Des dispositions d’exécution ont encore être édictées en janvier 2001
(sous forme de projet).
2.
Le choix d'un instrument réglementaire plutôt que
législatif était avant tout dicté par l'urgence à fixer le cadre d'une
infrastructure à clé publique en Suisse au plan technique, sans préjuger de
l'adoption ultérieure d'une loi fédérale qui traiterait précisément de la
valeur juridique de la signature électronique et modifierait certaines
dispositions du droit privé. C'est ce projet qui est actuellement en
consultation. En voici les caractéristiques principales.

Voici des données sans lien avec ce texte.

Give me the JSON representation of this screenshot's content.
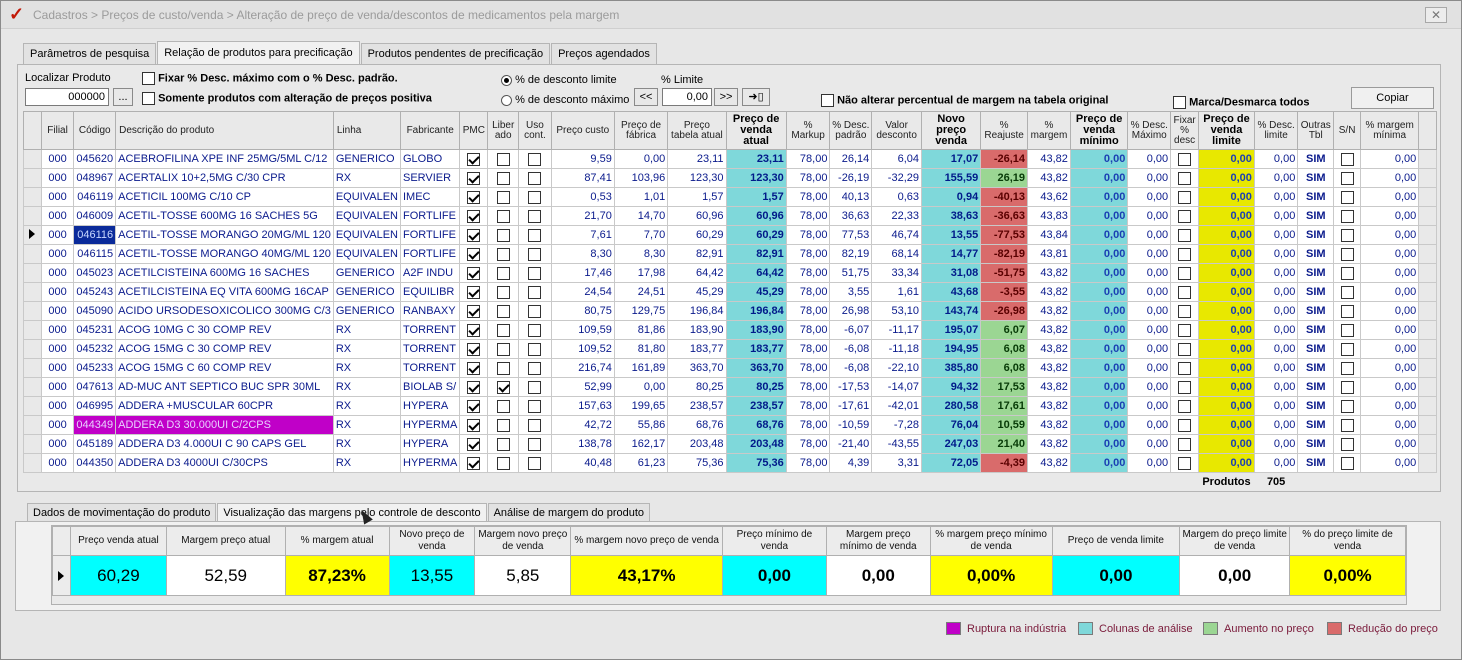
{
  "window": {
    "title": "Cadastros > Preços de custo/venda > Alteração de preço de venda/descontos de medicamentos pela margem",
    "close_label": "✕"
  },
  "tabs": [
    {
      "label": "Parâmetros de pesquisa"
    },
    {
      "label": "Relação de produtos para precificação"
    },
    {
      "label": "Produtos pendentes de precificação"
    },
    {
      "label": "Preços agendados"
    }
  ],
  "search": {
    "label": "Localizar Produto",
    "value": "000000",
    "browse_label": "...",
    "fix_desc_label": "Fixar % Desc. máximo com o % Desc. padrão.",
    "only_positive_label": "Somente produtos com alteração de preços positiva",
    "radio_limite_label": "% de desconto limite",
    "radio_maximo_label": "% de desconto máximo",
    "limit_label": "% Limite",
    "limit_value": "0,00",
    "prev_label": "<<",
    "next_label": ">>",
    "apply_label": "➜▯",
    "no_alter_label": "Não alterar percentual de margem na tabela original",
    "mark_all_label": "Marca/Desmarca todos",
    "copy_label": "Copiar"
  },
  "grid": {
    "headers": [
      "Filial",
      "Código",
      "Descrição do produto",
      "Linha",
      "Fabricante",
      "PMC",
      "Liber ado",
      "Uso cont.",
      "Preço custo",
      "Preço de fábrica",
      "Preço tabela atual",
      "Preço de venda atual",
      "% Markup",
      "% Desc. padrão",
      "Valor desconto",
      "Novo preço venda",
      "% Reajuste",
      "% margem",
      "Preço de venda mínimo",
      "% Desc. Máximo",
      "Fixar % desc",
      "Preço de venda limite",
      "% Desc. limite",
      "Outras Tbl",
      "S/N",
      "% margem mínima"
    ],
    "rows": [
      {
        "filial": "000",
        "codigo": "045620",
        "desc": "ACEBROFILINA XPE INF 25MG/5ML C/12",
        "linha": "GENERICO",
        "fab": "GLOBO",
        "pmc": true,
        "lib": false,
        "uso": false,
        "custo": "9,59",
        "fabrica": "0,00",
        "tabela": "23,11",
        "venda": "23,11",
        "markup": "78,00",
        "descp": "26,14",
        "valdesc": "6,04",
        "novo": "17,07",
        "reaj": "-26,14",
        "reajc": "red",
        "marg": "43,82",
        "minimo": "0,00",
        "descmax": "0,00",
        "fixar": false,
        "limite": "0,00",
        "desclim": "0,00",
        "outras": "SIM",
        "sn": false,
        "margmin": "0,00"
      },
      {
        "filial": "000",
        "codigo": "048967",
        "desc": "ACERTALIX 10+2,5MG C/30 CPR",
        "linha": "RX",
        "fab": "SERVIER",
        "pmc": true,
        "lib": false,
        "uso": false,
        "custo": "87,41",
        "fabrica": "103,96",
        "tabela": "123,30",
        "venda": "123,30",
        "markup": "78,00",
        "descp": "-26,19",
        "valdesc": "-32,29",
        "novo": "155,59",
        "reaj": "26,19",
        "reajc": "green",
        "marg": "43,82",
        "minimo": "0,00",
        "descmax": "0,00",
        "fixar": false,
        "limite": "0,00",
        "desclim": "0,00",
        "outras": "SIM",
        "sn": false,
        "margmin": "0,00"
      },
      {
        "filial": "000",
        "codigo": "046119",
        "desc": "ACETICIL 100MG C/10 CP",
        "linha": "EQUIVALEN",
        "fab": "IMEC",
        "pmc": true,
        "lib": false,
        "uso": false,
        "custo": "0,53",
        "fabrica": "1,01",
        "tabela": "1,57",
        "venda": "1,57",
        "markup": "78,00",
        "descp": "40,13",
        "valdesc": "0,63",
        "novo": "0,94",
        "reaj": "-40,13",
        "reajc": "red",
        "marg": "43,62",
        "minimo": "0,00",
        "descmax": "0,00",
        "fixar": false,
        "limite": "0,00",
        "desclim": "0,00",
        "outras": "SIM",
        "sn": false,
        "margmin": "0,00"
      },
      {
        "filial": "000",
        "codigo": "046009",
        "desc": "ACETIL-TOSSE 600MG 16 SACHES 5G",
        "linha": "EQUIVALEN",
        "fab": "FORTLIFE",
        "pmc": true,
        "lib": false,
        "uso": false,
        "custo": "21,70",
        "fabrica": "14,70",
        "tabela": "60,96",
        "venda": "60,96",
        "markup": "78,00",
        "descp": "36,63",
        "valdesc": "22,33",
        "novo": "38,63",
        "reaj": "-36,63",
        "reajc": "red",
        "marg": "43,83",
        "minimo": "0,00",
        "descmax": "0,00",
        "fixar": false,
        "limite": "0,00",
        "desclim": "0,00",
        "outras": "SIM",
        "sn": false,
        "margmin": "0,00"
      },
      {
        "filial": "000",
        "codigo": "046116",
        "desc": "ACETIL-TOSSE MORANGO 20MG/ML 120",
        "linha": "EQUIVALEN",
        "fab": "FORTLIFE",
        "pmc": true,
        "lib": false,
        "uso": false,
        "custo": "7,61",
        "fabrica": "7,70",
        "tabela": "60,29",
        "venda": "60,29",
        "markup": "78,00",
        "descp": "77,53",
        "valdesc": "46,74",
        "novo": "13,55",
        "reaj": "-77,53",
        "reajc": "red",
        "marg": "43,84",
        "minimo": "0,00",
        "descmax": "0,00",
        "fixar": false,
        "limite": "0,00",
        "desclim": "0,00",
        "outras": "SIM",
        "sn": false,
        "margmin": "0,00",
        "current": true,
        "selcode": true
      },
      {
        "filial": "000",
        "codigo": "046115",
        "desc": "ACETIL-TOSSE MORANGO 40MG/ML 120",
        "linha": "EQUIVALEN",
        "fab": "FORTLIFE",
        "pmc": true,
        "lib": false,
        "uso": false,
        "custo": "8,30",
        "fabrica": "8,30",
        "tabela": "82,91",
        "venda": "82,91",
        "markup": "78,00",
        "descp": "82,19",
        "valdesc": "68,14",
        "novo": "14,77",
        "reaj": "-82,19",
        "reajc": "red",
        "marg": "43,81",
        "minimo": "0,00",
        "descmax": "0,00",
        "fixar": false,
        "limite": "0,00",
        "desclim": "0,00",
        "outras": "SIM",
        "sn": false,
        "margmin": "0,00"
      },
      {
        "filial": "000",
        "codigo": "045023",
        "desc": "ACETILCISTEINA 600MG 16 SACHES",
        "linha": "GENERICO",
        "fab": "A2F INDU",
        "pmc": true,
        "lib": false,
        "uso": false,
        "custo": "17,46",
        "fabrica": "17,98",
        "tabela": "64,42",
        "venda": "64,42",
        "markup": "78,00",
        "descp": "51,75",
        "valdesc": "33,34",
        "novo": "31,08",
        "reaj": "-51,75",
        "reajc": "red",
        "marg": "43,82",
        "minimo": "0,00",
        "descmax": "0,00",
        "fixar": false,
        "limite": "0,00",
        "desclim": "0,00",
        "outras": "SIM",
        "sn": false,
        "margmin": "0,00"
      },
      {
        "filial": "000",
        "codigo": "045243",
        "desc": "ACETILCISTEINA EQ VITA 600MG 16CAP",
        "linha": "GENERICO",
        "fab": "EQUILIBR",
        "pmc": true,
        "lib": false,
        "uso": false,
        "custo": "24,54",
        "fabrica": "24,51",
        "tabela": "45,29",
        "venda": "45,29",
        "markup": "78,00",
        "descp": "3,55",
        "valdesc": "1,61",
        "novo": "43,68",
        "reaj": "-3,55",
        "reajc": "red",
        "marg": "43,82",
        "minimo": "0,00",
        "descmax": "0,00",
        "fixar": false,
        "limite": "0,00",
        "desclim": "0,00",
        "outras": "SIM",
        "sn": false,
        "margmin": "0,00"
      },
      {
        "filial": "000",
        "codigo": "045090",
        "desc": "ACIDO URSODESOXICOLICO 300MG C/3",
        "linha": "GENERICO",
        "fab": "RANBAXY",
        "pmc": true,
        "lib": false,
        "uso": false,
        "custo": "80,75",
        "fabrica": "129,75",
        "tabela": "196,84",
        "venda": "196,84",
        "markup": "78,00",
        "descp": "26,98",
        "valdesc": "53,10",
        "novo": "143,74",
        "reaj": "-26,98",
        "reajc": "red",
        "marg": "43,82",
        "minimo": "0,00",
        "descmax": "0,00",
        "fixar": false,
        "limite": "0,00",
        "desclim": "0,00",
        "outras": "SIM",
        "sn": false,
        "margmin": "0,00"
      },
      {
        "filial": "000",
        "codigo": "045231",
        "desc": "ACOG 10MG C 30 COMP REV",
        "linha": "RX",
        "fab": "TORRENT",
        "pmc": true,
        "lib": false,
        "uso": false,
        "custo": "109,59",
        "fabrica": "81,86",
        "tabela": "183,90",
        "venda": "183,90",
        "markup": "78,00",
        "descp": "-6,07",
        "valdesc": "-11,17",
        "novo": "195,07",
        "reaj": "6,07",
        "reajc": "green",
        "marg": "43,82",
        "minimo": "0,00",
        "descmax": "0,00",
        "fixar": false,
        "limite": "0,00",
        "desclim": "0,00",
        "outras": "SIM",
        "sn": false,
        "margmin": "0,00"
      },
      {
        "filial": "000",
        "codigo": "045232",
        "desc": "ACOG 15MG C 30 COMP REV",
        "linha": "RX",
        "fab": "TORRENT",
        "pmc": true,
        "lib": false,
        "uso": false,
        "custo": "109,52",
        "fabrica": "81,80",
        "tabela": "183,77",
        "venda": "183,77",
        "markup": "78,00",
        "descp": "-6,08",
        "valdesc": "-11,18",
        "novo": "194,95",
        "reaj": "6,08",
        "reajc": "green",
        "marg": "43,82",
        "minimo": "0,00",
        "descmax": "0,00",
        "fixar": false,
        "limite": "0,00",
        "desclim": "0,00",
        "outras": "SIM",
        "sn": false,
        "margmin": "0,00"
      },
      {
        "filial": "000",
        "codigo": "045233",
        "desc": "ACOG 15MG C 60 COMP REV",
        "linha": "RX",
        "fab": "TORRENT",
        "pmc": true,
        "lib": false,
        "uso": false,
        "custo": "216,74",
        "fabrica": "161,89",
        "tabela": "363,70",
        "venda": "363,70",
        "markup": "78,00",
        "descp": "-6,08",
        "valdesc": "-22,10",
        "novo": "385,80",
        "reaj": "6,08",
        "reajc": "green",
        "marg": "43,82",
        "minimo": "0,00",
        "descmax": "0,00",
        "fixar": false,
        "limite": "0,00",
        "desclim": "0,00",
        "outras": "SIM",
        "sn": false,
        "margmin": "0,00"
      },
      {
        "filial": "000",
        "codigo": "047613",
        "desc": "AD-MUC ANT SEPTICO BUC SPR 30ML",
        "linha": "RX",
        "fab": "BIOLAB S/",
        "pmc": true,
        "lib": true,
        "uso": false,
        "custo": "52,99",
        "fabrica": "0,00",
        "tabela": "80,25",
        "venda": "80,25",
        "markup": "78,00",
        "descp": "-17,53",
        "valdesc": "-14,07",
        "novo": "94,32",
        "reaj": "17,53",
        "reajc": "green",
        "marg": "43,82",
        "minimo": "0,00",
        "descmax": "0,00",
        "fixar": false,
        "limite": "0,00",
        "desclim": "0,00",
        "outras": "SIM",
        "sn": false,
        "margmin": "0,00"
      },
      {
        "filial": "000",
        "codigo": "046995",
        "desc": "ADDERA +MUSCULAR 60CPR",
        "linha": "RX",
        "fab": "HYPERA",
        "pmc": true,
        "lib": false,
        "uso": false,
        "custo": "157,63",
        "fabrica": "199,65",
        "tabela": "238,57",
        "venda": "238,57",
        "markup": "78,00",
        "descp": "-17,61",
        "valdesc": "-42,01",
        "novo": "280,58",
        "reaj": "17,61",
        "reajc": "green",
        "marg": "43,82",
        "minimo": "0,00",
        "descmax": "0,00",
        "fixar": false,
        "limite": "0,00",
        "desclim": "0,00",
        "outras": "SIM",
        "sn": false,
        "margmin": "0,00"
      },
      {
        "filial": "000",
        "codigo": "044349",
        "desc": "ADDERA D3 30.000UI C/2CPS",
        "linha": "RX",
        "fab": "HYPERMA",
        "pmc": true,
        "lib": false,
        "uso": false,
        "custo": "42,72",
        "fabrica": "55,86",
        "tabela": "68,76",
        "venda": "68,76",
        "markup": "78,00",
        "descp": "-10,59",
        "valdesc": "-7,28",
        "novo": "76,04",
        "reaj": "10,59",
        "reajc": "green",
        "marg": "43,82",
        "minimo": "0,00",
        "descmax": "0,00",
        "fixar": false,
        "limite": "0,00",
        "desclim": "0,00",
        "outras": "SIM",
        "sn": false,
        "margmin": "0,00",
        "rupture": true
      },
      {
        "filial": "000",
        "codigo": "045189",
        "desc": "ADDERA D3 4.000UI C 90 CAPS GEL",
        "linha": "RX",
        "fab": "HYPERA",
        "pmc": true,
        "lib": false,
        "uso": false,
        "custo": "138,78",
        "fabrica": "162,17",
        "tabela": "203,48",
        "venda": "203,48",
        "markup": "78,00",
        "descp": "-21,40",
        "valdesc": "-43,55",
        "novo": "247,03",
        "reaj": "21,40",
        "reajc": "green",
        "marg": "43,82",
        "minimo": "0,00",
        "descmax": "0,00",
        "fixar": false,
        "limite": "0,00",
        "desclim": "0,00",
        "outras": "SIM",
        "sn": false,
        "margmin": "0,00"
      },
      {
        "filial": "000",
        "codigo": "044350",
        "desc": "ADDERA D3 4000UI C/30CPS",
        "linha": "RX",
        "fab": "HYPERMA",
        "pmc": true,
        "lib": false,
        "uso": false,
        "custo": "40,48",
        "fabrica": "61,23",
        "tabela": "75,36",
        "venda": "75,36",
        "markup": "78,00",
        "descp": "4,39",
        "valdesc": "3,31",
        "novo": "72,05",
        "reaj": "-4,39",
        "reajc": "red",
        "marg": "43,82",
        "minimo": "0,00",
        "descmax": "0,00",
        "fixar": false,
        "limite": "0,00",
        "desclim": "0,00",
        "outras": "SIM",
        "sn": false,
        "margmin": "0,00"
      }
    ],
    "footer_label": "Produtos",
    "footer_count": "705"
  },
  "bottom_tabs": [
    {
      "label": "Dados de movimentação do produto"
    },
    {
      "label": "Visualização das margens pelo controle de desconto"
    },
    {
      "label": "Análise de margem do produto"
    }
  ],
  "margins": {
    "headers": [
      "Preço venda atual",
      "Margem preço atual",
      "% margem atual",
      "Novo preço de venda",
      "Margem novo preço de venda",
      "% margem novo preço de venda",
      "Preço mínimo de venda",
      "Margem preço mínimo de venda",
      "% margem preço mínimo de venda",
      "Preço de venda limite",
      "Margem do preço limite de venda",
      "% do preço limite de venda"
    ],
    "values": [
      "60,29",
      "52,59",
      "87,23%",
      "13,55",
      "5,85",
      "43,17%",
      "0,00",
      "0,00",
      "0,00%",
      "0,00",
      "0,00",
      "0,00%"
    ]
  },
  "legend": [
    {
      "label": "Ruptura na indústria",
      "color": "#c000c8"
    },
    {
      "label": "Colunas de análise",
      "color": "#7fd8da"
    },
    {
      "label": "Aumento no preço",
      "color": "#9bd693"
    },
    {
      "label": "Redução do preço",
      "color": "#d96b6b"
    }
  ]
}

Libre prestation de services :
absence de neutralité technologique
3.
En premier lieu, il importe de rappeler que la prestation de services de
certification électronique ("Cybernotaire") est libre en Suisse et ne
nécessite pas, ni aujourd'hui ni selon le projet de loi, une accréditation ou
reconnaissance préalable, à l'inverse par exemple d'une licence bancaire ou
d'une concession dans le domaine des télécommunications. Ainsi, le projet de
loi ne s'appliquera qu'aux autorités de certification qui s'y soumettront
volontairement. La législation communautaire suit le même principe.
4.
En revanche, il faut malheureusement constater que le principe de la
neutralité technologique, pourtant prôné et consacré dans plusieurs textes
internationaux, n'est pas respecté dans le projet : même si son article 2
envisage expressément l'extension de son champ d'application à d'autres méthodes
d'authentification, il ne contient en fait que des règles applicables à un
système d'infrastructure à clé publique (PKI)
et donc difficilement transposables.
5.
De même, pour ce qui est de la reconnaissance légale de la signature électronique,
le projet propose l'introduction d'un nouvel article 15a du Code suisse des
obligations, qui aurait la teneur suivante : "Lorsqu'un contrat est
conclu par un échange de données électroniques, la signature électronique
est assimilée à la signature manuscrite au sens de l'article 14, lorsqu'elle
repose sur un certificat d'un fournisseur de services de certification reconnu
au sens de la loi fédérale sur la signature électronique". On le
voit, cette formulation exclut tout mécanisme d'authentification autre que la
cryptographie asymétrique, comme l'examen des empreintes digitales ou de la rétine
par exemple.
Responsabilité des autorités de
certification
6.
Un autre point probable de dispute dans le cadre du projet résidera
certainement dans la formulation des règles sur la responsabilité des autorités
de certification en cas de délivrance d'un certificat frauduleux ou
d'utilisation abusive d'un tel certificat.
7.
Le projet prévoit en effet qu'il appartient au titulaire de la clé privée
de prouver une utilisation de celle-ci sans son consentement, en précisant
toutefois que sa responsabilité est exclue s'il a apporté le soin nécessaire
au maintien du caractère confidentiel de cette même clé privée. Selon le
rapport explicatif accompagnant le projet, ces règles seraient cependant de
nature dispositive. Par ailleurs, l'autorité de certification sera responsable
du préjudice subi en raison de la délivrance d'un certificat frauduleux si
elle a violé ses devoirs contenus dans la loi et en particulier si elle a tardé
à suspendre ou révoquer un certificat, alors que son titulaire le lui demande.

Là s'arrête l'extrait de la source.